Without going to Google, can anyone explain why we had a Civil War? What was the (were the) reasons for it.
Slavery. Period. When people say "No it was States' Rights!" and then you ask them exactly what right it is those states were fighting to protect, the answer is the "right" to own slaves.
And the North? what motivated the North to war?Or was the North merely defending itself from the Confederacy?
It seems like you already have a postition on the issue, so why don't you tell us the reason you think it was and lets get down to the cusp of the thread.
(My bold) North & South were deeply tied to each other. The North provided financing, shipping, markets for raw cotton & tobacco. The cotton could be spun & woven in the North, or transported to Europe as raw material. The North's shipping also brought in more slaves, rum, molasses, sugar from the Caribbean. The overall cause was that the South was sinking into an economic quagmire - they only produced raw materials, which are @ the low end of profit. The South's political power in Congress & the Federal gov. was also shrinking, proportionate to their sliding into economic decline. That was the South's main cause for succession/war. The North put up financing, shipping, made most of the profits & so had capital to invest in better infrastructure (demand for better transport, too - thus more railroads, canals, ports, etc. in the North). The trends for industrialization of the North v. marginalization for the South became self-perpetuating: immigrants went to the North for work & land, not to the South - where wages were miserable because of slavery & tenant-farming. The Plantation Society also deliberately held back infrastructure, learning, mechanic arts, manufacturing, banking & so on. On paper, the war was no contest - the North should have won walking away. The South made much of its military/hunting tradition; their military leadership was good, better than the North's initially. But the political wrangling in the South doomed them - they fought about a draft, where to commit state forces, who those forces would fight under, how to finance the war effort, supply, transport, whether to arm the slaves. Once Prexy Lincoln burned through the incompetent or unlucky generals, he found Grant & Sherman & a handful of excellent generals. With that & the North's population/logistics/supply/transportation/comms, the war was effectively over.

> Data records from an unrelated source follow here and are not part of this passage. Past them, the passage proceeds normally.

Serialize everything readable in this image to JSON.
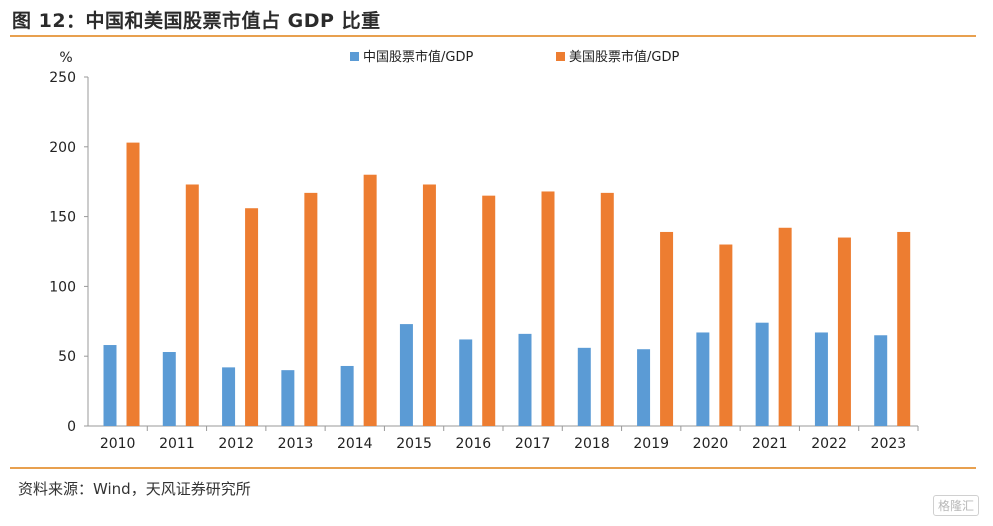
{
  "header": {
    "title": "图 12：中国和美国股票市值占 GDP 比重"
  },
  "footer": {
    "source": "资料来源：Wind，天风证券研究所",
    "watermark": "格隆汇"
  },
  "chart_data": {
    "type": "bar",
    "title": "图 12：中国和美国股票市值占 GDP 比重",
    "ylabel": "%",
    "xlabel": "",
    "ylim": [
      0,
      250
    ],
    "yticks": [
      0,
      50,
      100,
      150,
      200,
      250
    ],
    "legend_position": "top",
    "categories": [
      "2010",
      "2011",
      "2012",
      "2013",
      "2014",
      "2015",
      "2016",
      "2017",
      "2018",
      "2019",
      "2020",
      "2021",
      "2022",
      "2023"
    ],
    "series": [
      {
        "name": "中国股票市值/GDP",
        "color": "#5b9bd5",
        "values": [
          58,
          53,
          42,
          40,
          43,
          73,
          62,
          66,
          56,
          55,
          67,
          74,
          67,
          65
        ]
      },
      {
        "name": "美国股票市值/GDP",
        "color": "#ed7d31",
        "values": [
          203,
          173,
          156,
          167,
          180,
          173,
          165,
          168,
          167,
          139,
          130,
          142,
          135,
          139
        ]
      }
    ]
  }
}
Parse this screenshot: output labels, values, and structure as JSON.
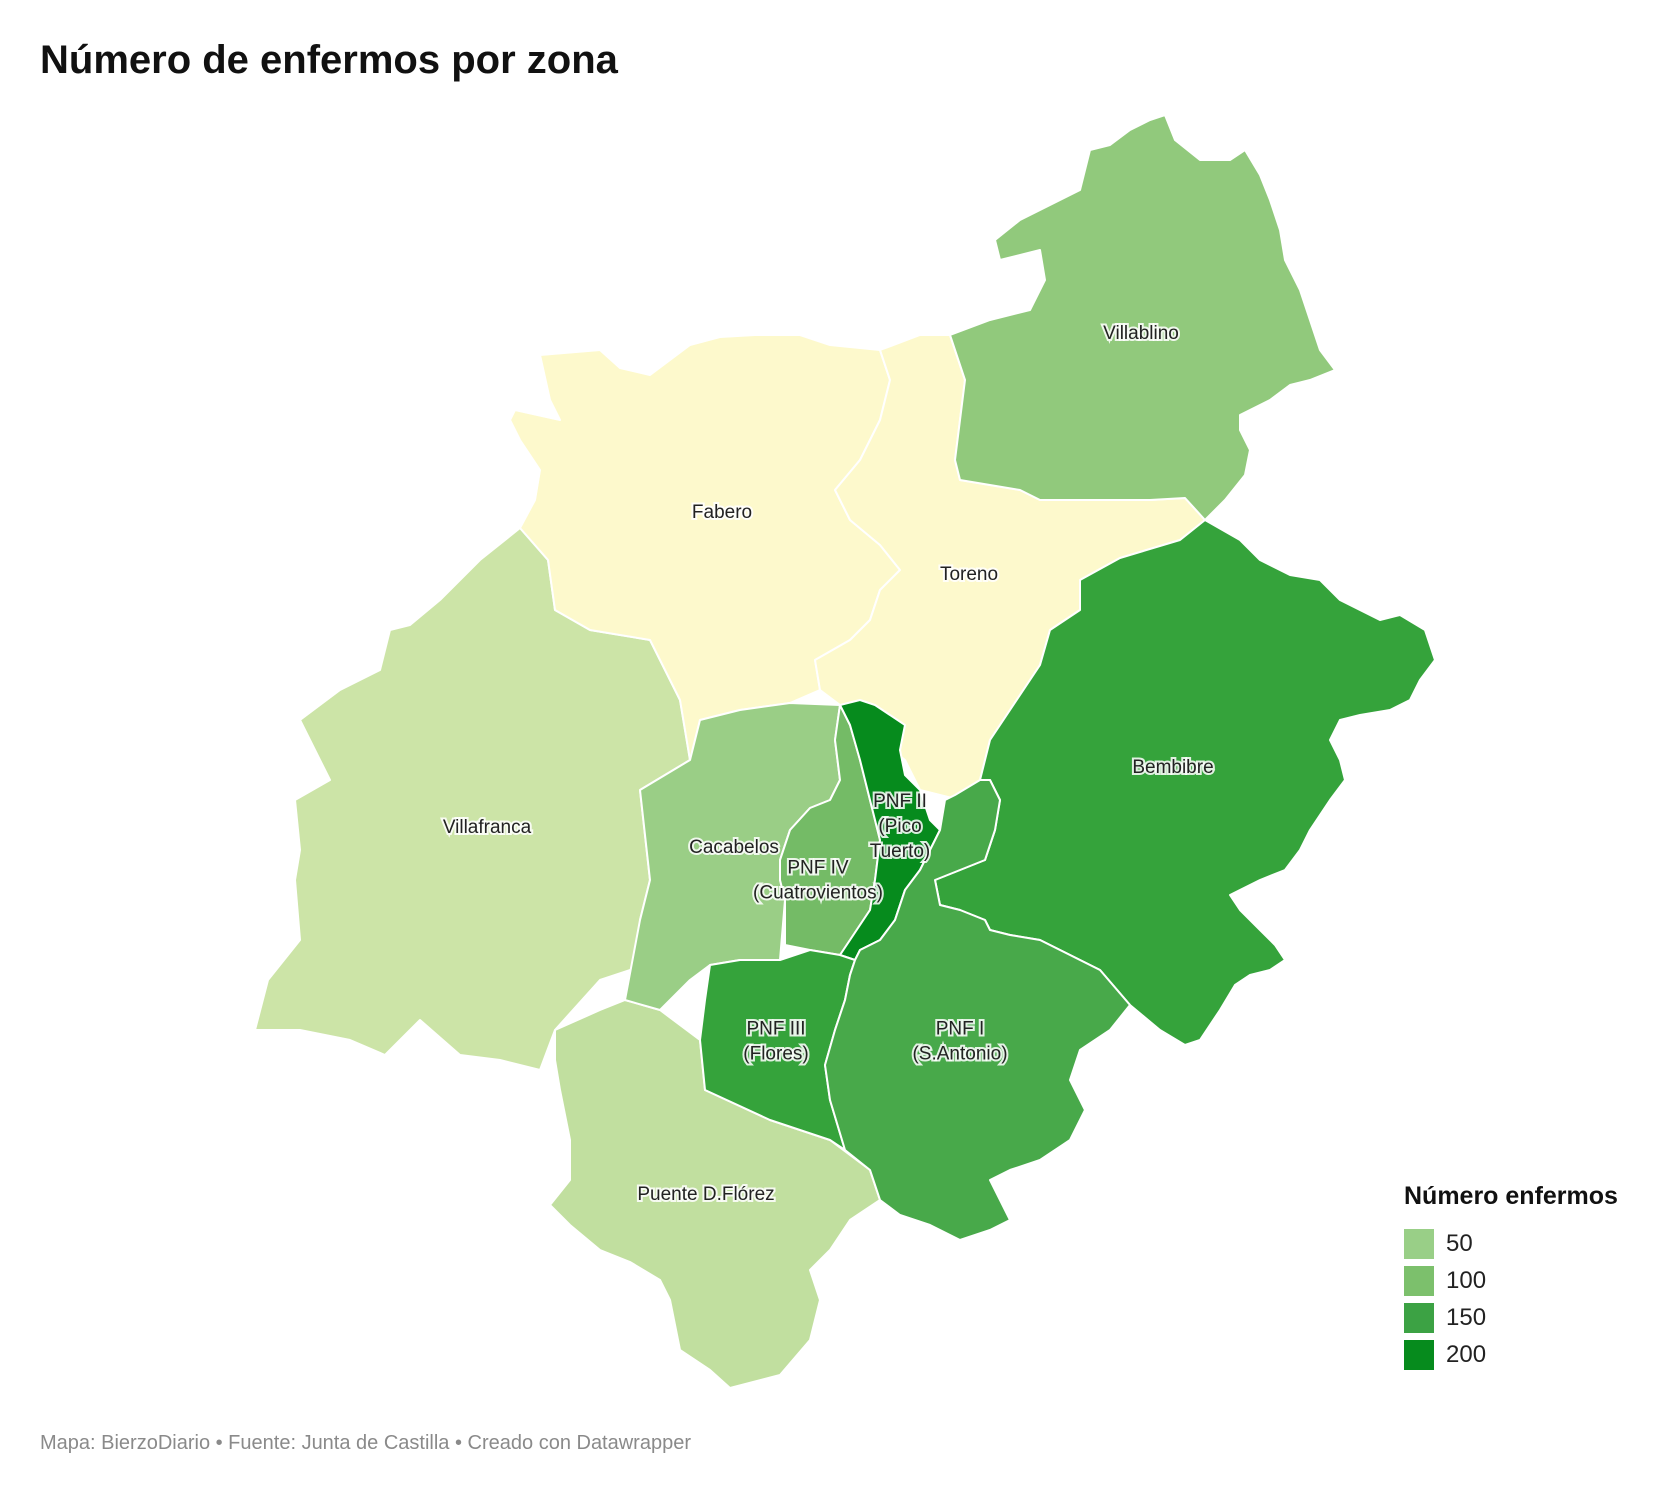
{
  "title": "Número de enfermos por zona",
  "footer": "Mapa: BierzoDiario • Fuente: Junta de Castilla • Creado con Datawrapper",
  "legend": {
    "title": "Número enfermos",
    "items": [
      {
        "label": "50",
        "color": "#99cf87"
      },
      {
        "label": "100",
        "color": "#7cc06c"
      },
      {
        "label": "150",
        "color": "#3ca244"
      },
      {
        "label": "200",
        "color": "#068b1d"
      }
    ]
  },
  "regions": [
    {
      "id": "villafranca",
      "label": [
        "Villafranca"
      ],
      "color": "#cce4a7"
    },
    {
      "id": "puente",
      "label": [
        "Puente D.Flórez"
      ],
      "color": "#c1df9f"
    },
    {
      "id": "fabero",
      "label": [
        "Fabero"
      ],
      "color": "#fdf9cc"
    },
    {
      "id": "toreno",
      "label": [
        "Toreno"
      ],
      "color": "#fdf9cc"
    },
    {
      "id": "villablino",
      "label": [
        "Villablino"
      ],
      "color": "#91c97c"
    },
    {
      "id": "bembibre",
      "label": [
        "Bembibre"
      ],
      "color": "#35a33b"
    },
    {
      "id": "cacabelos",
      "label": [
        "Cacabelos"
      ],
      "color": "#9ace86"
    },
    {
      "id": "pnf4",
      "label": [
        "PNF IV",
        "(Cuatrovientos)"
      ],
      "color": "#74bb66"
    },
    {
      "id": "pnf2",
      "label": [
        "PNF II",
        "(Pico",
        "Tuerto)"
      ],
      "color": "#068b1d"
    },
    {
      "id": "pnf3",
      "label": [
        "PNF III",
        "(Flores)"
      ],
      "color": "#35a33b"
    },
    {
      "id": "pnf1",
      "label": [
        "PNF I",
        "(S.Antonio)"
      ],
      "color": "#48a94a"
    }
  ]
}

I do, but it's unsubstantiated. I'm really just seeking opinions for now, Once a consensus appears to be gelling, I'll either continue on or forget about it. Right now it would seem that the South started it. But why did the North get baited in?
The South went to war to protect slavery, the North went to war to preserve the Union. The war was about slavery since slavery was the cornerstone for going to war.
Thank you hoosier88. That's what I was looking for. I knew that there had to be more to it that a disagreement about slavery.
Well nobody has really stated it yet. The issue was about whether Northern laws or Southern laws would exist in the new states being formed. If you would like the timeline of the specific actions that led to the war then here you go: March 3, 1820: Missouri Compromise 1836 - 1844: Gag Rule Compromise of 1850 1854: Kansas-Nebraska Act These actions saw the Congress becoming more aligned with the Northern views of anti-slavery and led the South to believe that the only way to preserve their way of life was through secession. They realized they were going to lose the slavery issue eventually so had to act when they did. Once the North established the new states as anti-slavery it would severely limit the political influence of the South.
Lincoln did campaign on an anti-slavery campaign which is what triggered succession of southern States. Lincoln went to war to preserve the Union which ended up ending slavery. Lincoln was not popular, as you can imagine, in the South. Free labor was a big money maker in the South and slavery was becoming more entrenched. Anti-slavery advocates in the North were gaining ground.
Technically yes but even Lincoln himself said he would have maintained the institution of slavery, where it existed, if it would keep the Union together. The issue wasn't about the South having slaves, it was about them expanding that practice and for the South it was about all the new States being anti-slavery and the North overtaking Congress.
States rights, abolition, and what we would call today 'fly over syndrome' in which both sides had an inflated view of their merit and a fantasy view of their opponents. Nullification and the right to leave the Union if abused also come to mind.
I posted this thread namely because I couldn't correlate the South, being pro slavery, and the North, anti-slavery would have this as the issue for civil war. Part of the issue yes, but not the entire issue(s). I couldn't fathom 360,000 primarily white folks of the 1860's laying their lives on the line to free slaves. It certainly would have been a gallant gesture, but I didn't think it was the reason. Although it seems that many do. If over 10% of the population of the country had died 'just to free the slaves', I don't think history would have followed the course it did. I don't believe we'd be experiencing the racial tensions we face today. Thanks all
False. The North took money from the South and used it to build infrastructure in the North leaving the South impoverished. The South attempted to circumvent this inequality by selling their goods directly to European markets but were stopped. At this point, they began to re evealuate why they were part of a Union that did them little good and thus began the idea of succession, anti slavery laws were the straw that broke the camel's back. Lincoln didn't fight this war for slavery as he stated; " If I could save the Union without freeing any slave I would do it;" This was the rational of the President of the US. If Abraham Lincoln was lying then this would be a first.